Dorothea Röschmann, en Elvire, Josef Prieto, en Ottavio, et tout particulièrement Adam Plachetka, en Masetto, renouvellent leurs belles performances de l’année précédente. Malin Biström, jeune femme grande et mince, surprend par l’éclat, la souplesse, le volume de sa voix et sa musicalité. Son large sopranolyriqueconfère une rare énergie à son personnage qui brise les tabous pour laisser libre court à sa folle passion. La Zerline de Christiane Karg est, avec Leporello, le personnage qui sort le plus meurtri de cette folle nuit. Très à l’aise dans tous les registres, sa voix souple et son timbre lumineux conviennent au personnage, que la puissance de séduction de Don Juan laisse sans défense. La basse profonde Franz-Josef Selig incarne un Commandeur saisissant, aux magnifiques graves d’outre-tombe, à l’aigu percutant, qui se passe aisément de porte-voix.
Invité pour une unique représentation mais ayant suivi les répétitions avec ses partenaires, le bulgare Adrian Sâmpetrean, surprise de la soirée, ne rougit pas de la comparaison avec Erwin Schrott.
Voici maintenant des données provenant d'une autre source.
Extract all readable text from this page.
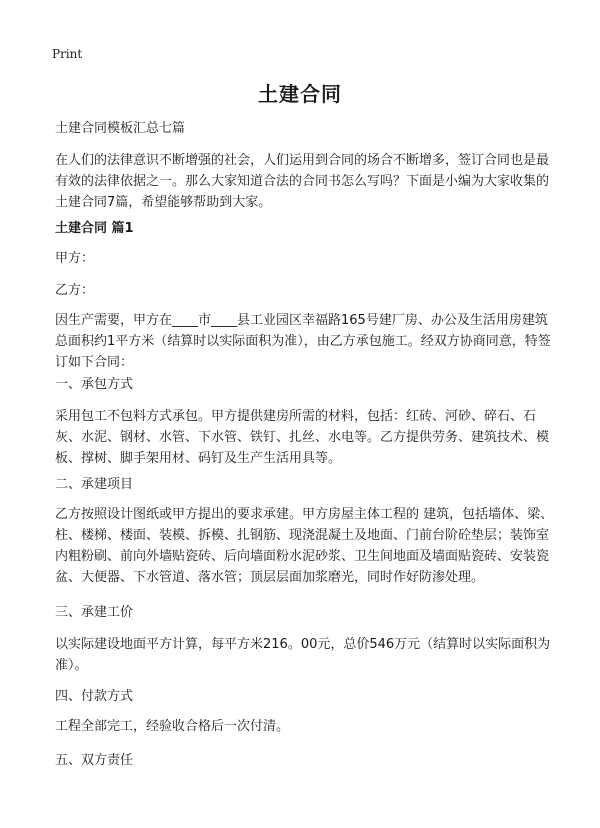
Print
土建合同

土建合同模板汇总七篇

在人们的法律意识不断增强的社会，人们运用到合同的场合不断增多，签订合同也是最有效的法律依据之一。那么大家知道合法的合同书怎么写吗？下面是小编为大家收集的土建合同7篇，希望能够帮助到大家。

土建合同 篇1

甲方：

乙方：

因生产需要，甲方在____市____县工业园区幸福路165号建厂房、办公及生活用房建筑总面积约1平方米（结算时以实际面积为准），由乙方承包施工。经双方协商同意，特签订如下合同：

一、承包方式

采用包工不包料方式承包。甲方提供建房所需的材料，包括：红砖、河砂、碎石、石灰、水泥、钢材、水管、下水管、铁钉、扎丝、水电等。乙方提供劳务、建筑技术、模板、撑树、脚手架用材、码钉及生产生活用具等。

二、承建项目

乙方按照设计图纸或甲方提出的要求承建。甲方房屋主体工程的 建筑，包括墙体、梁、柱、楼梯、楼面、装模、拆模、扎钢筋、现浇混凝土及地面、门前台阶砼垫层；装饰室内粗粉刷、前向外墙贴瓷砖、后向墙面粉水泥砂浆、卫生间地面及墙面贴瓷砖、安装瓷盆、大便器、下水管道、落水管；顶层层面加浆磨光，同时作好防渗处理。

三、承建工价

以实际建设地面平方计算，每平方米216。00元，总价546万元（结算时以实际面积为准）。

四、付款方式

工程全部完工，经验收合格后一次付清。

五、双方责任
La voix est bien projetée, agile et riche en harmoniques. Gerald Findley incarne unDon Juan tout aussi convainquant que celui de Christopher Maltman bien que différent. La voix est plus lyrique, le personnage plus imprévisible, encore plus humain. Son « Fin ch’han del vino », qu’il clame comme un possédé, et les accents nostalgiques de sa canzonnetta « Deh vieni all finestra », chantée pianissimo pour lui seul, en souvenir des jours heureux qu’il ne connaitra plus, resteront inoubliables.